A judge Friday determined that the man known as the Pillowcase Rapist can reside in a northern Los Angeles County community when he is released from the Coalinga State Hospital. George Kiriyama reports and shows why some local residents are concerned the rapist may return to the Bay Area.
A judge Friday determined that the man known as the "Pillowcase Rapist" can reside in a northern Los Angeles County community when he is released from the Coalinga State Hospital.
Christopher Hubbart terrorized much of the state in the 1970s and 1980s. He was convicted of raping 38 women during that time in the Los Angeles and Bay Areas, including on the Monroe Middle School campus in San Jose.
On Friday, Santa Clara County Superior Court Judge Gilbert Brown decided the specifics on where he can live. The preliminary ruling allows Hubbart to reside in Lake Los Angeles, east of Palmdale in northern LA County.
Residents in that community were outraged Friday, with some saying they'll fight the judge's decision while others were adamament they won't be living in Lake Los Angeles much longer.
"This is like a bad dream right now because I'm going to have to move out of this neighborhood now," said Bart Stone, who lives in the community with his 21-year-old daughter.
After Friday's preliminary ruling, the Los Angeles County District Attorney plans to file a formal complaint with the judge. The office has 45 days to file the complaint, and Hubbart will not be released until after the 45-day window provided for local municipalities to register complaints.
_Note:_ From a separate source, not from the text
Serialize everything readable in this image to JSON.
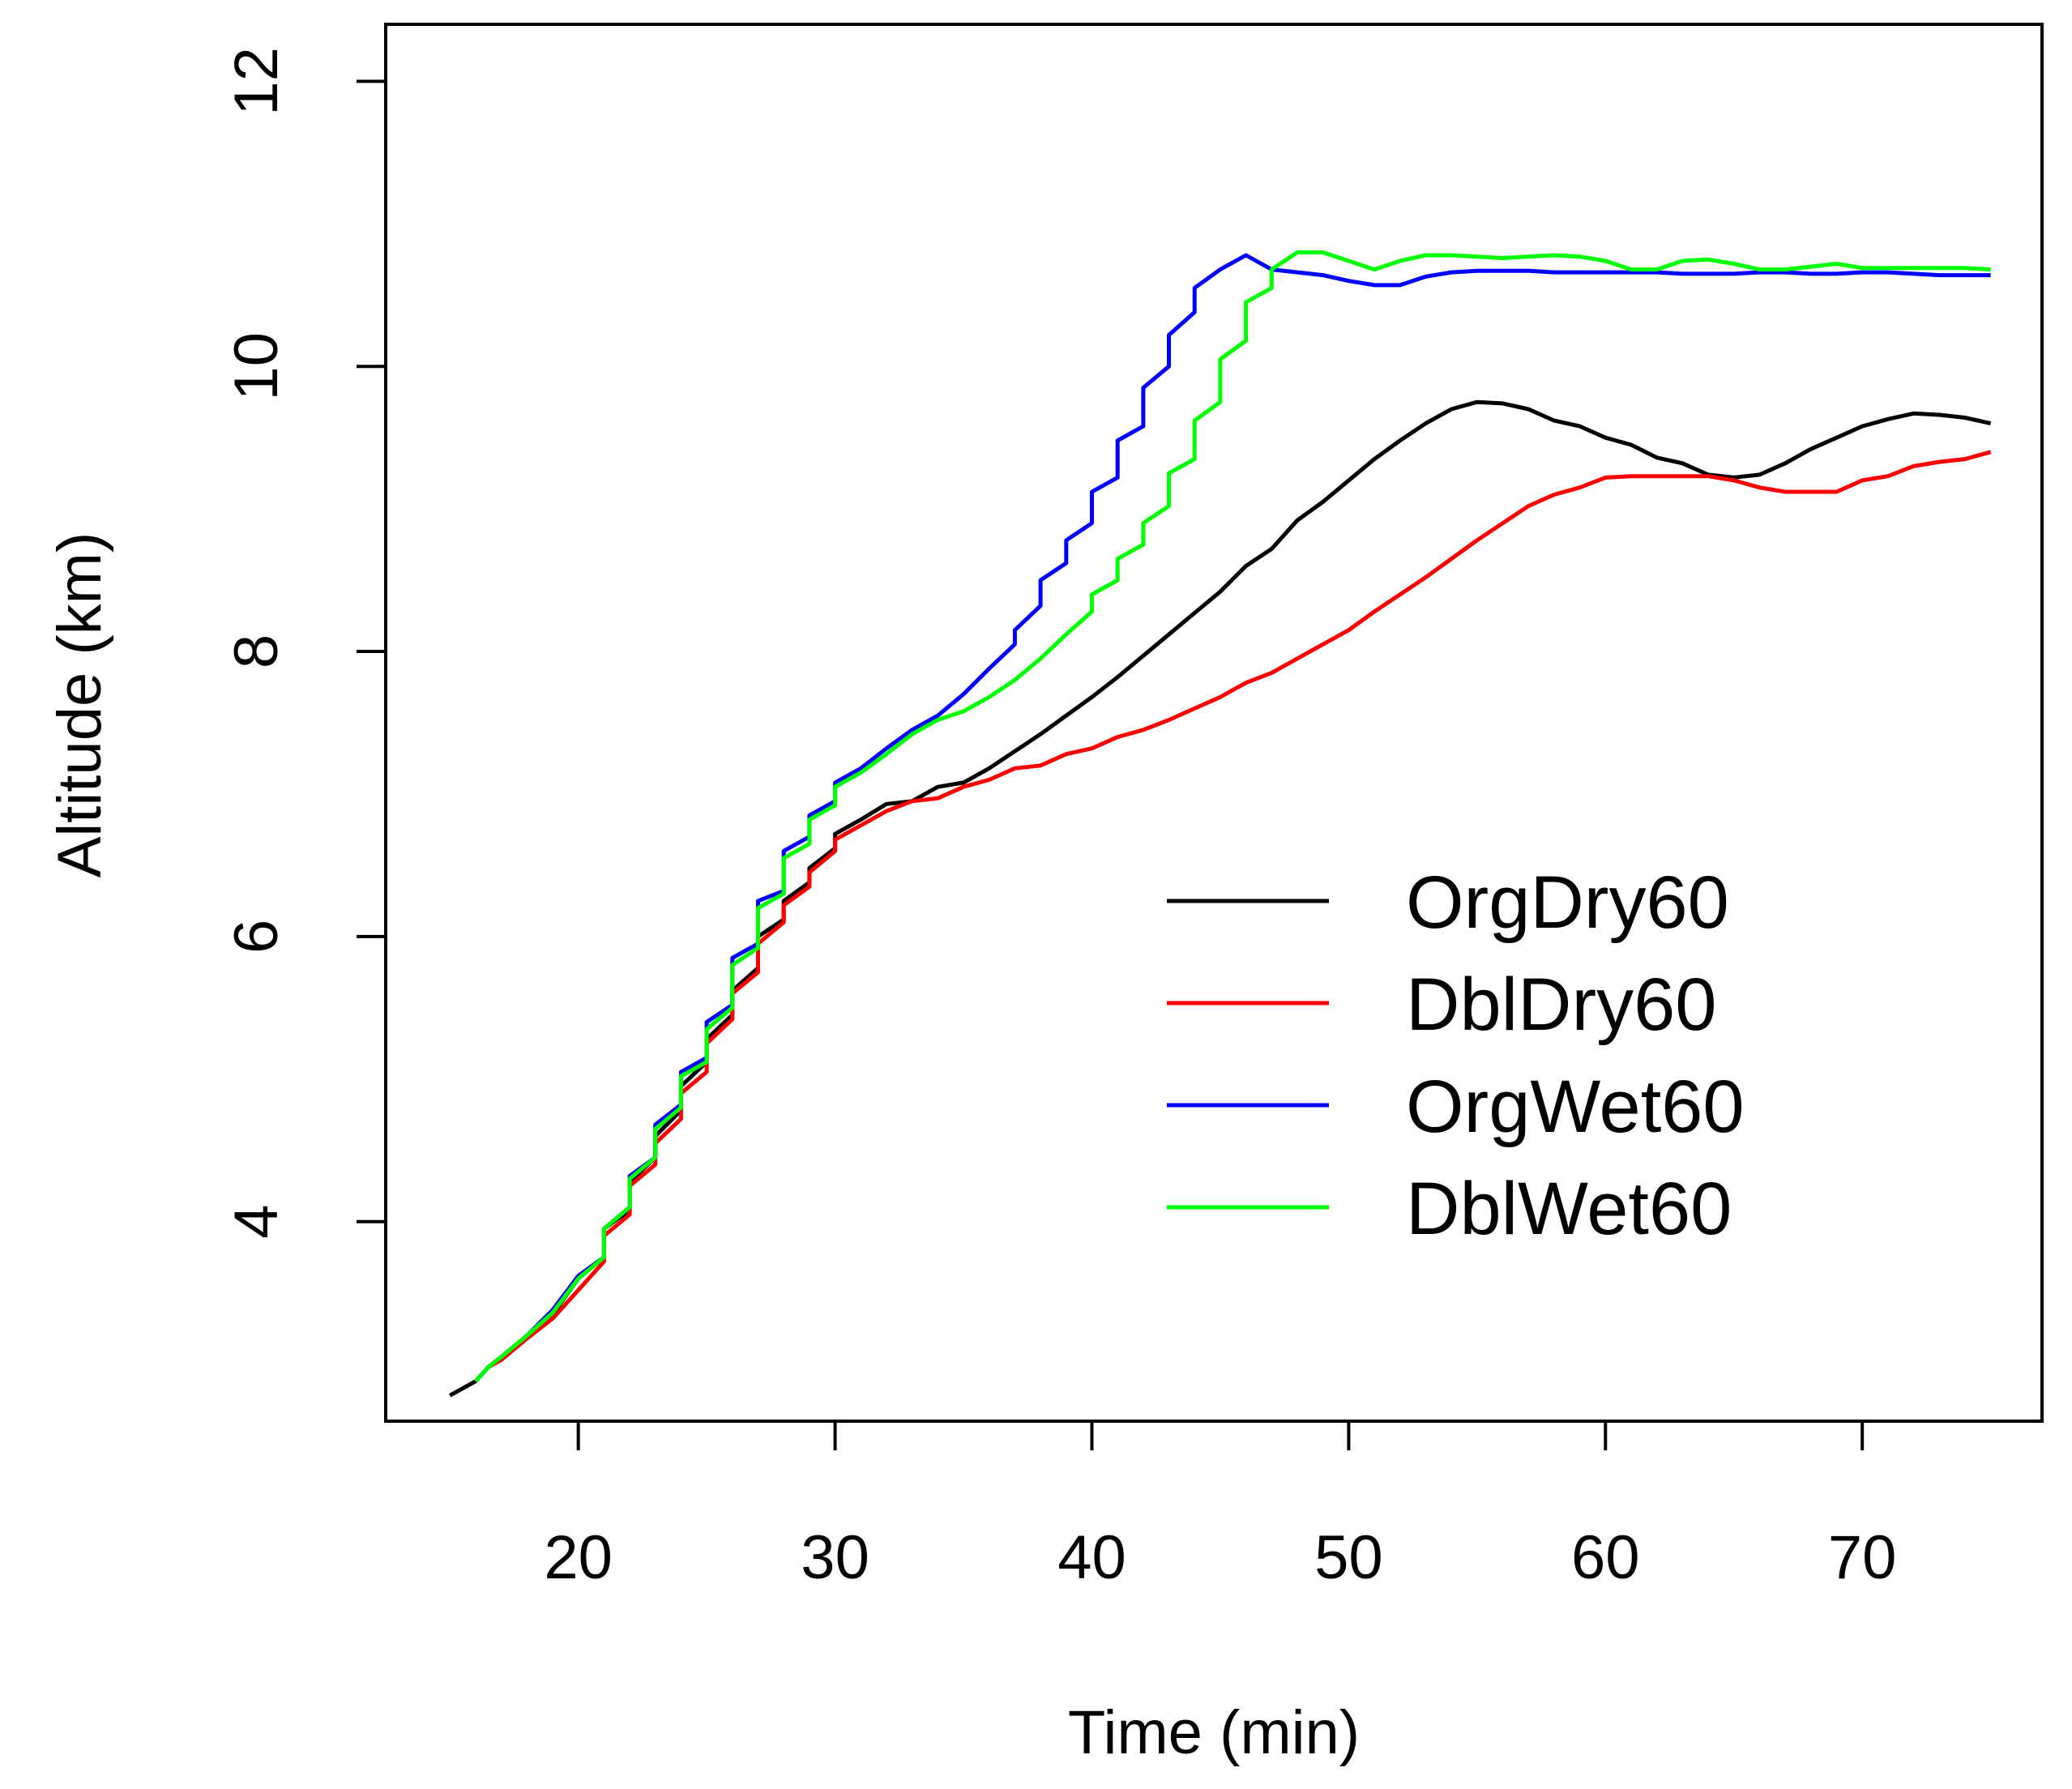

The public has until Nov. 29 to submit written complaints to HubbartLASafetyTaskForce@da.lacounty.gov.
"Our priority is to safeguard our residents and make certain Hubbart is obeying all the conditions of his release," said LA County District Attorney Jackie Lacey.
Between 1972 and 1999, Hubbart was arrested and released several times. Now, officials have deemed him safe and made him eligible for release.
He's being let go on a conditional release, which could come as early as December, and will have to wear a GPS monitoring device. If he had committed the crimes in 1994, the state's Three Strikes Law would have kept him behind bars for life.
Hubbart was known as the Pillowcase Rapist because he often used a pillowcase to quiet the screams of his victims. He admitted to raping approximately 40 women between 1971 and 1982.
About two dozen of those rapes were in LA County. In 1979, Hubbart was released to the Bay Area, where he raped 15 more women.